この一団の中で、長谷川深に連れられたことのある藤田清明、藤田寒吉以外は、みんな初めてこのような自己発熱型の火鍋を食べ、螺蛳粉も初めて口にした。

特に藤田清義は、普段からごちゃごちゃしたものを食べない主義で、彼の目にはゴミ同然のこうした食べ物を、以前なら見向きもしなかったが、今は家族と一緒に食べることで、ある種の楽しさを感じていた。

藤田君秋が一番たくさん食べ、一番楽しんでいて、忙しい中でも時間を作って尋ねた。「これは面白いわね。今まで知らなかったけど、結構美味しいし、材料も新鮮ね」

水野日幸は一番暇な一人で、他の人が何度もしゃぶしゃぶした後でようやく彼女の皿に届くものを食べていた。「おばさま、良いと思うでしょう?こういうものは、こちらで売れると思いますか?」

藤田君秋が何も言わないうちに。

藤田清義は箸を軽く叩き、目に諦めの色を浮かべながら軽く咳をした。「食事中だ、ビジネスの話はなし」

彼女は先ほど彼とあんなに長く話したのに、まだ足りないようで、また話題を持ち出した。

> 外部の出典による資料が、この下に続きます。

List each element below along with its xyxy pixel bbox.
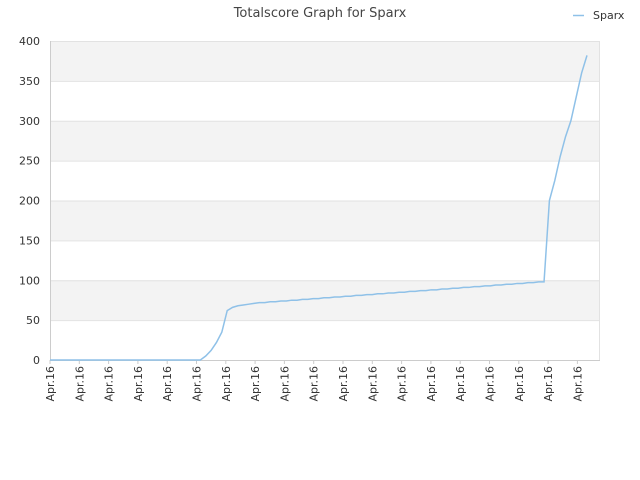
y-tick-label: 250 [19,155,40,168]
gridlines [50,41,600,361]
x-tick-label: Apr.16 [191,366,204,402]
y-tick-label: 200 [19,195,40,208]
x-tick-label: Apr.16 [513,366,526,402]
x-tick-label: Apr.16 [366,366,379,402]
y-tick-label: 350 [19,75,40,88]
y-tick-label: 400 [19,35,40,48]
x-tick-label: Apr.16 [337,366,350,402]
y-tick-label: 100 [19,274,40,287]
y-tick-label: 50 [26,314,40,327]
legend: Sparx [573,9,625,22]
x-tick-label: Apr.16 [571,366,584,402]
x-tick-label: Apr.16 [44,366,57,402]
y-tick-label: 300 [19,115,40,128]
series-group [50,55,588,361]
plot-band [50,200,600,241]
plot-band [50,280,600,321]
plot-band [50,240,600,281]
x-tick-label: Apr.16 [542,366,555,402]
x-tick-label: Apr.16 [308,366,321,402]
plot-band [50,120,600,161]
x-tick-label: Apr.16 [220,366,233,402]
y-axis-ticks: 0 50 100 150 200 250 300 350 400 [19,35,40,367]
plot-band [50,41,600,81]
x-tick-label: Apr.16 [396,366,409,402]
plot-band [50,80,600,121]
series-line-sparx [50,55,588,361]
legend-label-sparx: Sparx [593,9,625,22]
chart-title: Totalscore Graph for Sparx [233,6,407,21]
x-tick-label: Apr.16 [161,366,174,402]
plot-band [50,320,600,360]
x-tick-label: Apr.16 [132,366,145,402]
x-tick-label: Apr.16 [103,366,116,402]
x-tick-label: Apr.16 [249,366,262,402]
x-tick-label: Apr.16 [278,366,291,402]
x-axis-ticks: Apr.16 Apr.16 Apr.16 Apr.16 Apr.16 Apr.16 Apr.… [44,360,584,402]
plot-background [50,41,600,360]
x-tick-label: Apr.16 [484,366,497,402]
x-tick-label: Apr.16 [425,366,438,402]
x-tick-label: Apr.16 [73,366,86,402]
x-tick-label: Apr.16 [454,366,467,402]
plot-band [50,160,600,201]
y-tick-label: 0 [33,354,40,367]
y-tick-label: 150 [19,234,40,247]
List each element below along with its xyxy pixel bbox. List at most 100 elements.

水野日幸も口を閉じ、簡単に二言三言だけ言った。「これは私たちの会社が去年立ち上げたブランドで、宣伝を始めたばかりで、まだ知名度は高くないんです。持ってきたものは全部その日に作られたもので、新鮮なのは間違いありません」

まあ、食事中にビジネスの話はしないということで。でも自己発熱型の火鍋や螺蛳粉、春雨、ご飯などは、海外での売上は主に日本人コミュニティ向けだろうし、外国人はこういうものには興味がなく、口に合わないだろうと彼女は思った。

それに、藤田家のような大企業は大きな利益を生む事業をしているのだから、こんな小さな利益の話はもうやめておこう。国内市場を開拓して、ブランドが確立されれば、それだけで十分だ。

ただ、国内では競争が激しく、こういうものには特許がないので、ブランドが確立されると模倣する企業が数え切れないほど現れ、市場シェアが分割されるのは確実だ。

この夜食は、家族全員が楽しく食べ、食べ終わった後もリビングでしばらく話をして、それぞれ自分の寝室に戻って休んだ。